In Parliament on Mar. 1, Member of Parliament for West Coast GRC Ang Wei Neng floated a "radical idea" of having a "time stamp" on degrees conferred by local universities.
Ang was speaking in support of the transformation in Singapore Institutes of Higher Learning (IHLs) so they can keep up with evolving industry trends.
"If we are serious about continuous training and lifelong learning we have to be radical about transformation. It may not and should not happen overnight but we have to start to transform our Institutes of Higher Learning," Ang said.
"Time stamp" on university degrees in Singapore
One of his suggestions is to have a "time stamp" on university degrees which can be renewed by graduates as they attend upgrading courses once every five years or so.
If graduates don't attend these upgrading courses, their degrees will "fade over time", he said.

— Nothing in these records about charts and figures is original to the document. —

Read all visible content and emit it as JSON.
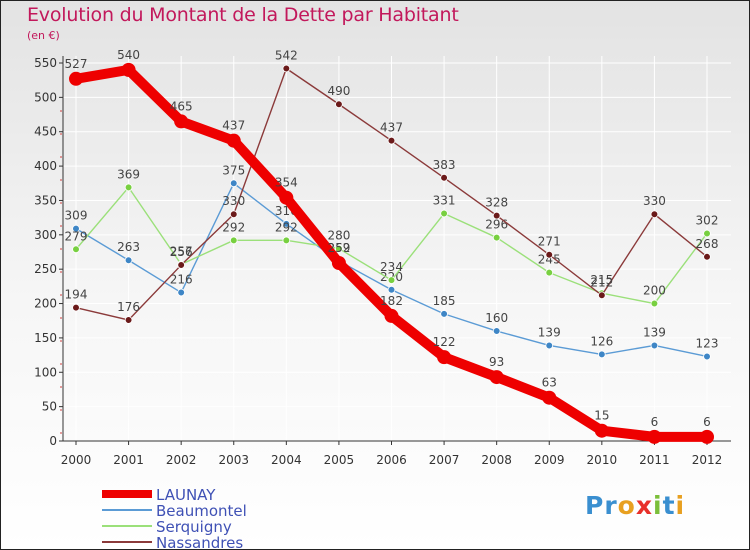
{
  "header": {
    "title": "Evolution du Montant de la Dette par Habitant",
    "unit": "(en €)"
  },
  "colors": {
    "title": "#c2185b",
    "legend_text": "#3f51b5",
    "axis": "#333333",
    "grid": "#ffffff",
    "label": "#444444"
  },
  "logo": {
    "text": "Proxiti",
    "letter_colors": [
      "#3a8fd0",
      "#3a8fd0",
      "#e8a020",
      "#e8302a",
      "#7bbf3a",
      "#3a8fd0",
      "#e8a020"
    ]
  },
  "chart_data": {
    "type": "line",
    "x": [
      "2000",
      "2001",
      "2002",
      "2003",
      "2004",
      "2005",
      "2006",
      "2007",
      "2008",
      "2009",
      "2010",
      "2011",
      "2012"
    ],
    "ylim": [
      0,
      550
    ],
    "yticks": [
      0,
      50,
      100,
      150,
      200,
      250,
      300,
      350,
      400,
      450,
      500,
      550
    ],
    "grid": true,
    "legend": "bottom-left",
    "series": [
      {
        "name": "LAUNAY",
        "color": "#ee0000",
        "bold": true,
        "values": [
          527,
          540,
          465,
          437,
          354,
          259,
          182,
          122,
          93,
          63,
          15,
          6,
          6
        ],
        "labels": [
          "527",
          "540",
          "465",
          "437",
          "354",
          "259",
          "182",
          "122",
          "93",
          "63",
          "15",
          "6",
          "6"
        ]
      },
      {
        "name": "Beaumontel",
        "color": "#5b9bd5",
        "dot": "#3e86c6",
        "values": [
          309,
          263,
          216,
          375,
          316,
          262,
          220,
          185,
          160,
          139,
          126,
          139,
          123
        ],
        "labels": [
          "309",
          "263",
          "216",
          "375",
          "316",
          "262",
          "220",
          "185",
          "160",
          "139",
          "126",
          "139",
          "123"
        ]
      },
      {
        "name": "Serquigny",
        "color": "#9be07a",
        "dot": "#78d040",
        "values": [
          279,
          369,
          257,
          292,
          292,
          280,
          234,
          331,
          296,
          245,
          215,
          200,
          302
        ],
        "labels": [
          "279",
          "369",
          "257",
          "292",
          "292",
          "280",
          "234",
          "331",
          "296",
          "245",
          "215",
          "200",
          "302"
        ]
      },
      {
        "name": "Nassandres",
        "color": "#8b3a3a",
        "dot": "#6b1a1a",
        "values": [
          194,
          176,
          256,
          330,
          542,
          490,
          437,
          383,
          328,
          271,
          212,
          330,
          268
        ],
        "labels": [
          "194",
          "176",
          "256",
          "330",
          "542",
          "490",
          "437",
          "383",
          "328",
          "271",
          "212",
          "330",
          "268"
        ]
      }
    ]
  }
}
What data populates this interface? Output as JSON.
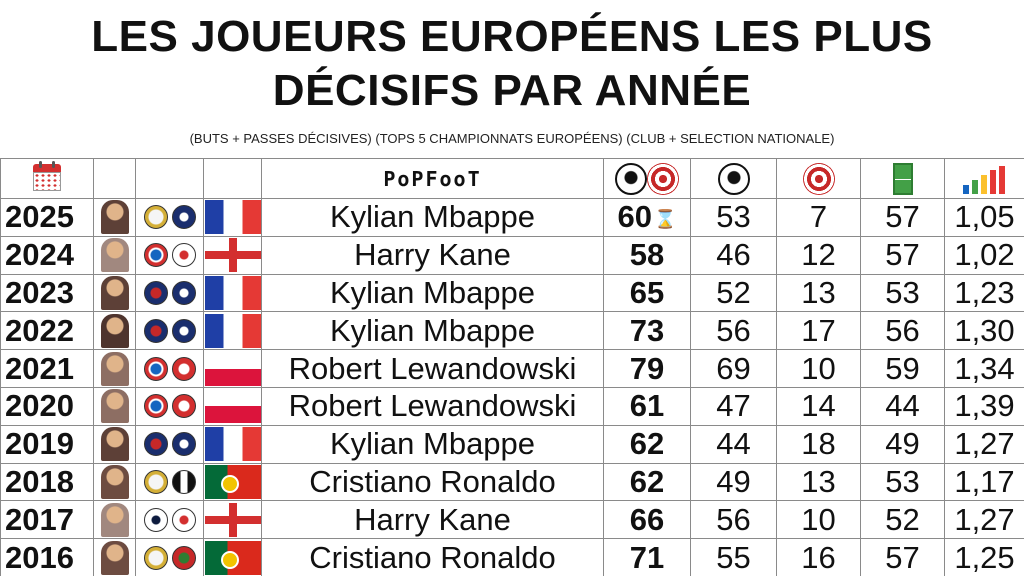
{
  "title": {
    "line1": "LES JOUEURS EUROPÉENS LES PLUS",
    "line2": "DÉCISIFS PAR ANNÉE"
  },
  "subtitle": "(BUTS + PASSES DÉCISIVES) (TOPS 5 CHAMPIONNATS EUROPÉENS) (CLUB + SELECTION NATIONALE)",
  "brand": "PoPFooT",
  "header_icons": [
    "calendar-icon",
    "ball-target-icon",
    "ball-icon",
    "target-icon",
    "pitch-icon",
    "growth-bars-icon"
  ],
  "rows": [
    {
      "year": "2025",
      "player": "Kylian Mbappe",
      "total": "60",
      "goals": "53",
      "assists": "7",
      "matches": "57",
      "ratio": "1,05",
      "club": "real",
      "nation_crest": "fra",
      "flag": "fra",
      "photo": "#5d4037",
      "ongoing": true
    },
    {
      "year": "2024",
      "player": "Harry Kane",
      "total": "58",
      "goals": "46",
      "assists": "12",
      "matches": "57",
      "ratio": "1,02",
      "club": "bayern",
      "nation_crest": "eng",
      "flag": "eng",
      "photo": "#a1887f",
      "ongoing": false
    },
    {
      "year": "2023",
      "player": "Kylian Mbappe",
      "total": "65",
      "goals": "52",
      "assists": "13",
      "matches": "53",
      "ratio": "1,23",
      "club": "psg",
      "nation_crest": "fra",
      "flag": "fra",
      "photo": "#5d4037",
      "ongoing": false
    },
    {
      "year": "2022",
      "player": "Kylian Mbappe",
      "total": "73",
      "goals": "56",
      "assists": "17",
      "matches": "56",
      "ratio": "1,30",
      "club": "psg",
      "nation_crest": "fra",
      "flag": "fra",
      "photo": "#4e342e",
      "ongoing": false
    },
    {
      "year": "2021",
      "player": "Robert Lewandowski",
      "total": "79",
      "goals": "69",
      "assists": "10",
      "matches": "59",
      "ratio": "1,34",
      "club": "bayern",
      "nation_crest": "pol",
      "flag": "pol",
      "photo": "#8d6e63",
      "ongoing": false
    },
    {
      "year": "2020",
      "player": "Robert Lewandowski",
      "total": "61",
      "goals": "47",
      "assists": "14",
      "matches": "44",
      "ratio": "1,39",
      "club": "bayern",
      "nation_crest": "pol",
      "flag": "pol",
      "photo": "#8d6e63",
      "ongoing": false
    },
    {
      "year": "2019",
      "player": "Kylian Mbappe",
      "total": "62",
      "goals": "44",
      "assists": "18",
      "matches": "49",
      "ratio": "1,27",
      "club": "psg",
      "nation_crest": "fra",
      "flag": "fra",
      "photo": "#5d4037",
      "ongoing": false
    },
    {
      "year": "2018",
      "player": "Cristiano Ronaldo",
      "total": "62",
      "goals": "49",
      "assists": "13",
      "matches": "53",
      "ratio": "1,17",
      "club": "real",
      "club2": "juve",
      "nation_crest": "por",
      "flag": "por",
      "photo": "#6d4c41",
      "ongoing": false
    },
    {
      "year": "2017",
      "player": "Harry Kane",
      "total": "66",
      "goals": "56",
      "assists": "10",
      "matches": "52",
      "ratio": "1,27",
      "club": "spurs",
      "nation_crest": "eng",
      "flag": "eng",
      "photo": "#a1887f",
      "ongoing": false
    },
    {
      "year": "2016",
      "player": "Cristiano Ronaldo",
      "total": "71",
      "goals": "55",
      "assists": "16",
      "matches": "57",
      "ratio": "1,25",
      "club": "real",
      "nation_crest": "por",
      "flag": "por",
      "photo": "#6d4c41",
      "ongoing": false
    }
  ]
}
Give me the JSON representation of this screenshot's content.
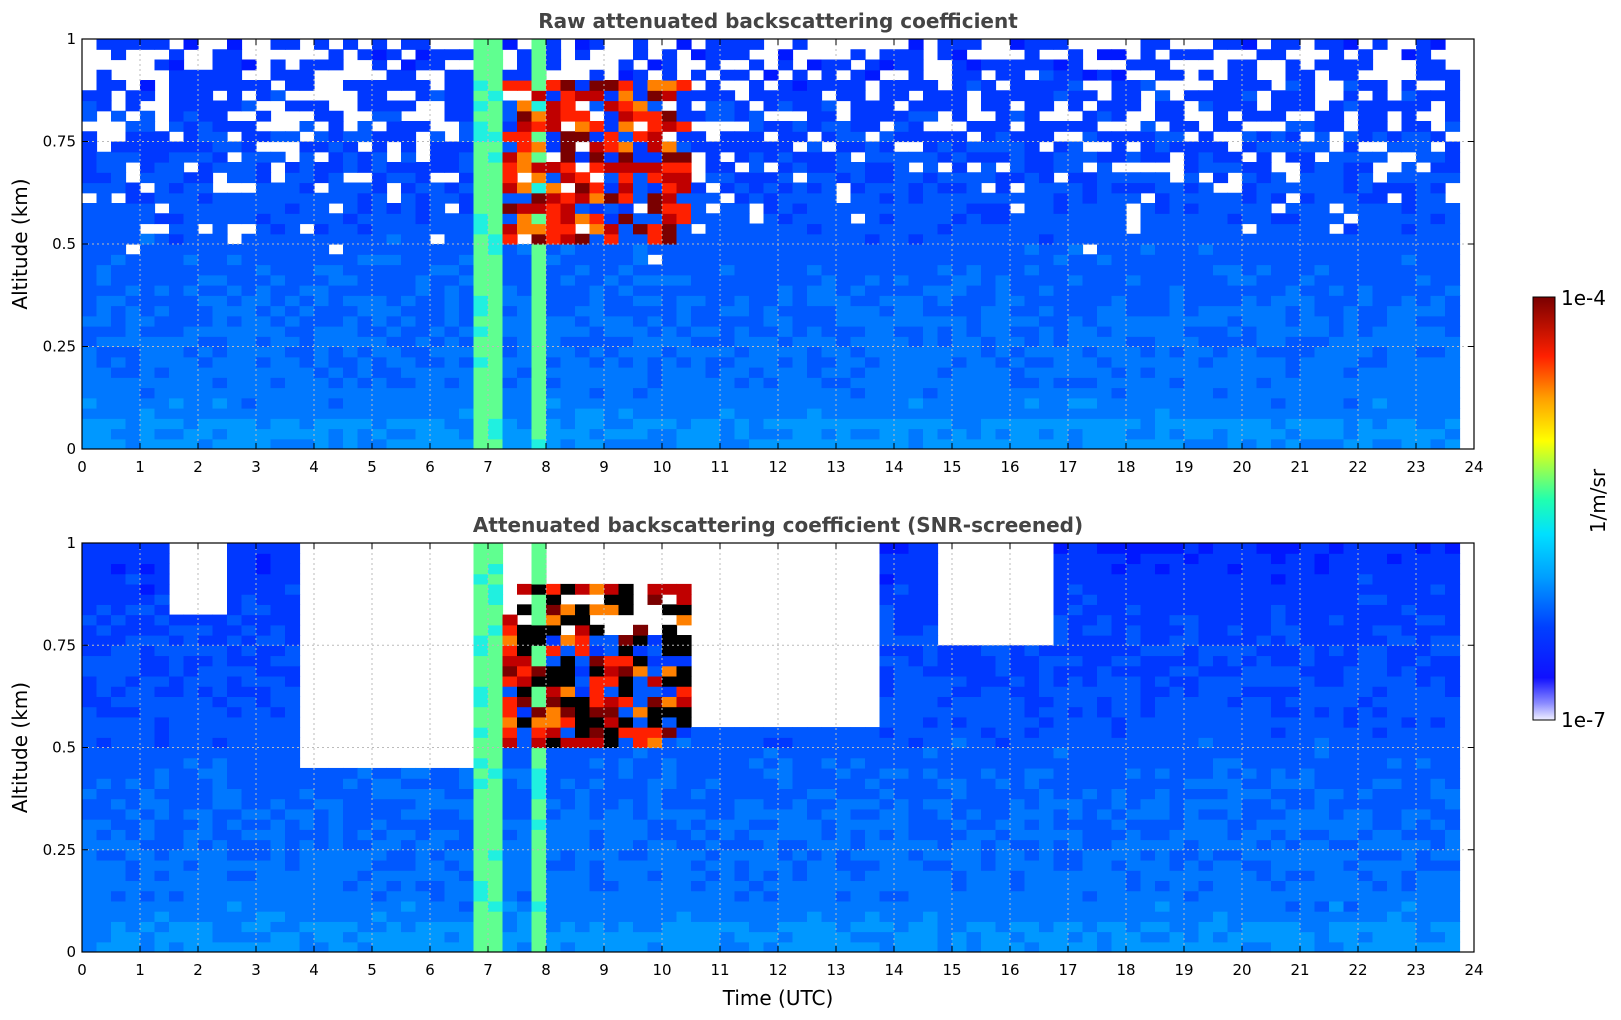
{
  "chart_data": [
    {
      "type": "heatmap",
      "title": "Raw attenuated backscattering coefficient",
      "xlabel": "",
      "ylabel": "Altitude (km)",
      "xlim": [
        0,
        24
      ],
      "ylim": [
        0,
        1
      ],
      "xticks": [
        "0",
        "1",
        "2",
        "3",
        "4",
        "5",
        "6",
        "7",
        "8",
        "9",
        "10",
        "11",
        "12",
        "13",
        "14",
        "15",
        "16",
        "17",
        "18",
        "19",
        "20",
        "21",
        "22",
        "23",
        "24"
      ],
      "yticks": [
        "0",
        "0.25",
        "0.5",
        "0.75",
        "1"
      ],
      "grid": true,
      "screened": false,
      "features": {
        "high_backscatter_bands_utc": [
          [
            6.75,
            7.25
          ],
          [
            7.85,
            8.05
          ]
        ],
        "cloud_layer": {
          "time_range": [
            7.3,
            10.4
          ],
          "altitude_range": [
            0.5,
            0.9
          ]
        },
        "surface_layer_top_km": 0.07
      }
    },
    {
      "type": "heatmap",
      "title": "Attenuated backscattering coefficient (SNR-screened)",
      "xlabel": "Time (UTC)",
      "ylabel": "Altitude (km)",
      "xlim": [
        0,
        24
      ],
      "ylim": [
        0,
        1
      ],
      "xticks": [
        "0",
        "1",
        "2",
        "3",
        "4",
        "5",
        "6",
        "7",
        "8",
        "9",
        "10",
        "11",
        "12",
        "13",
        "14",
        "15",
        "16",
        "17",
        "18",
        "19",
        "20",
        "21",
        "22",
        "23",
        "24"
      ],
      "yticks": [
        "0",
        "0.25",
        "0.5",
        "0.75",
        "1"
      ],
      "grid": true,
      "screened": true,
      "screened_regions_utc": [
        {
          "time_range": [
            1.6,
            2.6
          ],
          "min_altitude_km": 0.83
        },
        {
          "time_range": [
            3.8,
            6.7
          ],
          "min_altitude_km": 0.46
        },
        {
          "time_range": [
            7.3,
            10.6
          ],
          "min_altitude_km": 0.78
        },
        {
          "time_range": [
            10.6,
            13.7
          ],
          "min_altitude_km": 0.55
        },
        {
          "time_range": [
            14.8,
            16.8
          ],
          "min_altitude_km": 0.75
        }
      ]
    }
  ],
  "colorbar": {
    "label": "1/m/sr",
    "max_label": "1e-4",
    "min_label": "1e-7",
    "colormap": [
      "#e8e8ff",
      "#0000ff",
      "#00c8ff",
      "#00ffb0",
      "#ffff00",
      "#ff8000",
      "#ff0000",
      "#800000"
    ]
  }
}
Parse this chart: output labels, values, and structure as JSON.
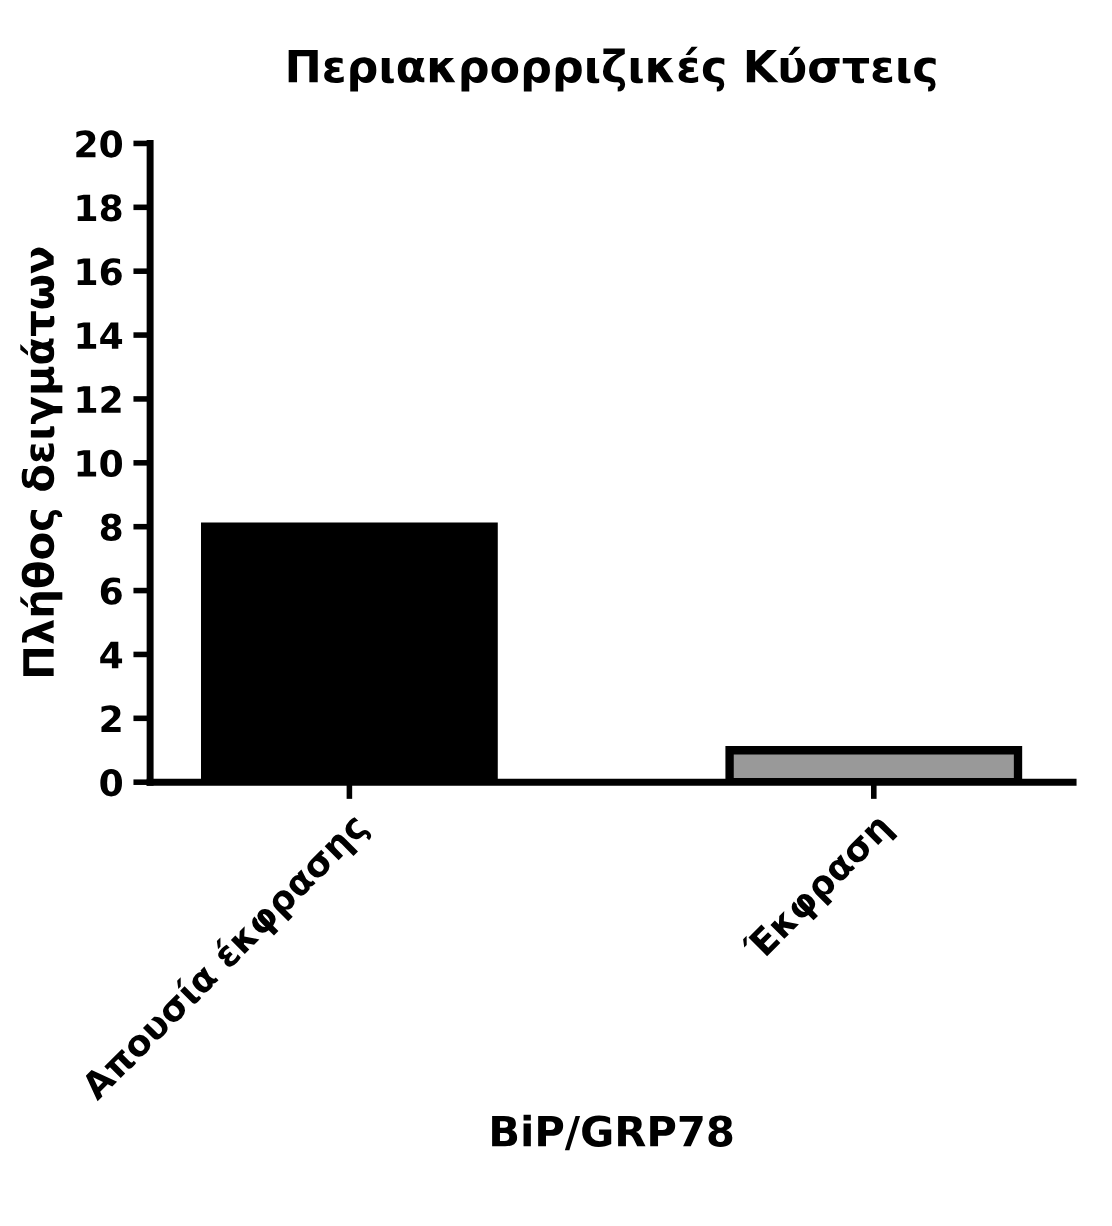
{
  "chart_data": {
    "type": "bar",
    "title": "Περιακρορριζικές Κύστεις",
    "xlabel": "BiP/GRP78",
    "ylabel": "Πλήθος δειγμάτων",
    "categories": [
      "Απουσία έκφρασης",
      "Έκφραση"
    ],
    "values": [
      8,
      1
    ],
    "colors": [
      "#000000",
      "#999999"
    ],
    "ylim": [
      0,
      20
    ],
    "yticks": [
      0,
      2,
      4,
      6,
      8,
      10,
      12,
      14,
      16,
      18,
      20
    ],
    "grid": false,
    "legend": false
  }
}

"And you no longer can claim the degree as your credentials after a while. Does it sound scary?"
Ang shared anecdotes about how real life experience and relevant industry skillsets can trump a degree that was conferred years ago.
He spoke about a job applicant, in his 50s, who self-learnt and accumulated rich experience running IT infrastructure and support, but was not seen as a good fit by a Human Resource manager, as he did not have the relevant diploma or degree.
Fortunately, he was eventually hired by the IT head of the company and he performed very well thereafter.
"Clearly, his skillset, real world experience, and knowledge about current IT practice trump over whatever IT diploma or IT degree he may have gotten 30 years ago, which would be obsolete by now. This episode reflects the need for continuous training and lifelong learning," Ang concluded.
Ang also used the cryptocurrency industry as another example.
He noted that many young people are doing well in this industry despite not having a degree in this field.
Ang's son, for example, decided to defer his university education so that he can continue working in a cryptocurrency firm and not miss out on the swift development in this field.
Ang acknowledged the value of an university education which includes equipping young Singaporeans the ability to search and verify information, hone presentation skills and having overseas exposure, but he also questioned the time frame for this education in today's context.
Ang also asked in Parliament:
"So, do we still need a four year full degree course? Should we shorten the degree course? Should we have extended a more purposeful internship as part of the transformation of IHL that Minister for Education is thinking about?
How do we involve industry leaders in shaping the curriculum of the IHL education so that the professors and the students are more in touch with the industry needs and development?
Can we have the flexibility of converting the second half of the full time degree course into a part time degree, should the student want to extend his internship or even start work earlier?"